【 #球春到来 】堺シュライクス
自分たちで考える
2月6日のみなと堺グリーンひろば野球場。曇り空の下ではあったが、練習開始時間の9時には選手たちがすでにグラウンドに降り体を動かしていた。
田谷拓央と市村将吾の2人の号令に合わせて選手たちがアップを始めている。
「アップはトレーナーが作ったメニューやけど、練習の内容とかは選手たちが考えて作ってるよ。こうしたほうがいいというアドバイスはするけど、基本的には選手たちが開幕までを逆算して自分たちで日々の練習メニューを考えている」
大西宏明監督がアップの様子を見ながら言った。
「去年は選手の大半が入れ替わったけど、今年は半分ぐらい残っているのかな?それで開始時間までに自発的に練習を始めて動けているのだからいいことなんじゃないかな」
すっかり堺の伝統になりつつある練習姿勢は素晴らしいの一言だ。
もちろん完全に選手任せではなく、気になることは大西監督自ら個別、全体問わず伝えていく。
グラウンド内を行ったり来たりして、選手に話しかけながら様子をしっかり見ていた。
急遽の変更にも
練習が始まり1時間もすると、最初は白い息交じりだったがだんだん暖かくなってきた。
「せっかくやしシートノックにしようか。外野手は投げられるだけでいいから」
こういう時、いきなり実戦練習が入るとうろたえたり、舞い上がってしまうのが常だが、「待ってました」とばかりの動きを選手たちは見せた。
捕手、内野外野からも声がしっかり出ており、空気は試合前のシートノックのようだった。
「多分こうなる、という布陣は頭の中に見えてきたけれど、実戦に入ったりオープン戦になったらまた打ち出す選手とかもいるだろうから、これからかな」
生き残るために
昨年は昨年で癖の強いメンバーがそろっていたが、今年も負けず劣らずだ。
18歳の久保雄亮は練習メニューを勘違いして待ちぼうけをしているかと思えば、打撃練習になると左打席からライト方向に強い打球を放った。
他にも昨年途中から加入し、指名打者部門でベストナインを獲得した松本凌弥選手が柵越えを連発するなど、打撃陣はかなりハイレベルな様相を見せていた。
そんな中、危機感を覚えていた選手が2人。昨年も在籍した本城円選手と小田原将之選手だ。
本城は昨年は投手だったが6試合の登板にとどまった。
「このチームで野球がしたかったので、野手でなら残れるということで、ぜひお願いしますと言って野手になりました」
元々大学生時代などは野手。高校時代も背番号7を着けていた。
「試合期間が空いてコロナで人数が減ったときに、『本城と村上(海斗)野手で行くぞ』って言われてました」
結局本城の野手としての出場はなかったが、そのあとも紅白戦でホームランを打つなど、野手としての可能性の片鱗は見せていた。
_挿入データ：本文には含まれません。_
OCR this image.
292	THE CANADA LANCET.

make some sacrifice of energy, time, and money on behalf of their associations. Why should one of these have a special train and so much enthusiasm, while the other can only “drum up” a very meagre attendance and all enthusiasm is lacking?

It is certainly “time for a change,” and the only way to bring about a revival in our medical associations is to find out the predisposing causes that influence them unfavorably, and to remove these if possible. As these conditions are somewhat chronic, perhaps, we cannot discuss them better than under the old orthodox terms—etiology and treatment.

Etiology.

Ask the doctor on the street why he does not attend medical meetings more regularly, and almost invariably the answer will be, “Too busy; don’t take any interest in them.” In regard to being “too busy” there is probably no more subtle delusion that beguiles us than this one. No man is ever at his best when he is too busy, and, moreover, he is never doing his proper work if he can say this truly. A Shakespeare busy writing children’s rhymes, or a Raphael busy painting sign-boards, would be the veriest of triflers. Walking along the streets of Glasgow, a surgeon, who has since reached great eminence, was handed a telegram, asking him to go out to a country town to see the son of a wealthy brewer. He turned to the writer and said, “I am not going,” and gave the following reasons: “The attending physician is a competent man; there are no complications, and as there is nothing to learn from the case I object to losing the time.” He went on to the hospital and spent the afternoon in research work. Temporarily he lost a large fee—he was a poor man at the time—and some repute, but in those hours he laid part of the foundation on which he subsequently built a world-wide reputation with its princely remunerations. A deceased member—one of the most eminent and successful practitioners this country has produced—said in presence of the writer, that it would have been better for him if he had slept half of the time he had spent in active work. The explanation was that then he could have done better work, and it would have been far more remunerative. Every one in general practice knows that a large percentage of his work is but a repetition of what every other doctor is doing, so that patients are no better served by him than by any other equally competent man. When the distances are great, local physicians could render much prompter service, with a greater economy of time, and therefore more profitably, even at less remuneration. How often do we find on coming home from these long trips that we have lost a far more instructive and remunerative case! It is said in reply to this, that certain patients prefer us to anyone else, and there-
「やるからにはとんでもない成績を残さないと転向する意味がないので」と本城。目標をBCL福島時代のチームメイトで、2017年に田中耀飛※が記録した15本塁打とした。
※2014年から兵庫に入団。2017年に打率.422、15本塁打を記録し二冠、MVPを獲得。ドラフトで東北楽天ゴールデンイーグルスに指名された
「やるからには近づきたいですね。(出場)32試合で15本ですか?やっぱりすごいですね……」と言いつつ自信も見せた。
「打つほうも守備も自信があるので、まず試合に出たいですね。1イニングもベンチにいたくない、そんなつもりでやっていきたいです」
本城選手のインタビューはTwitterにも掲載しています
また小田原は同じポジションに本城、久保、脇屋紀之が入ってきた。
「みんな打つしみんな個性あるんで、何とか生き残らないと……どんな形でもいいので試合に出たいですね。(去年主に出場した)レフトじゃなくてもいいので埋もれないようにしないと……」
試合に出るために必死になって練習をする。それが今の堺の姿だ。
シーズンに向けて
球団創設後5年目のシーズンを迎える堺。現在3連覇中だが、それ以上にNPBへの人材輩出に意欲を見せている。
「この二人は注目してほしい」と森田樂と松本龍之介の名前を挙げた。
「去年は点差があれば試合に出そうかと思った選手がいたけれど、今年はそんなこともない。全員が最初から出せる戦力」と大西監督。
今の時期の競争と実戦を経て、開幕後、そして秋に堺がどうなっているか楽しみな時間だった。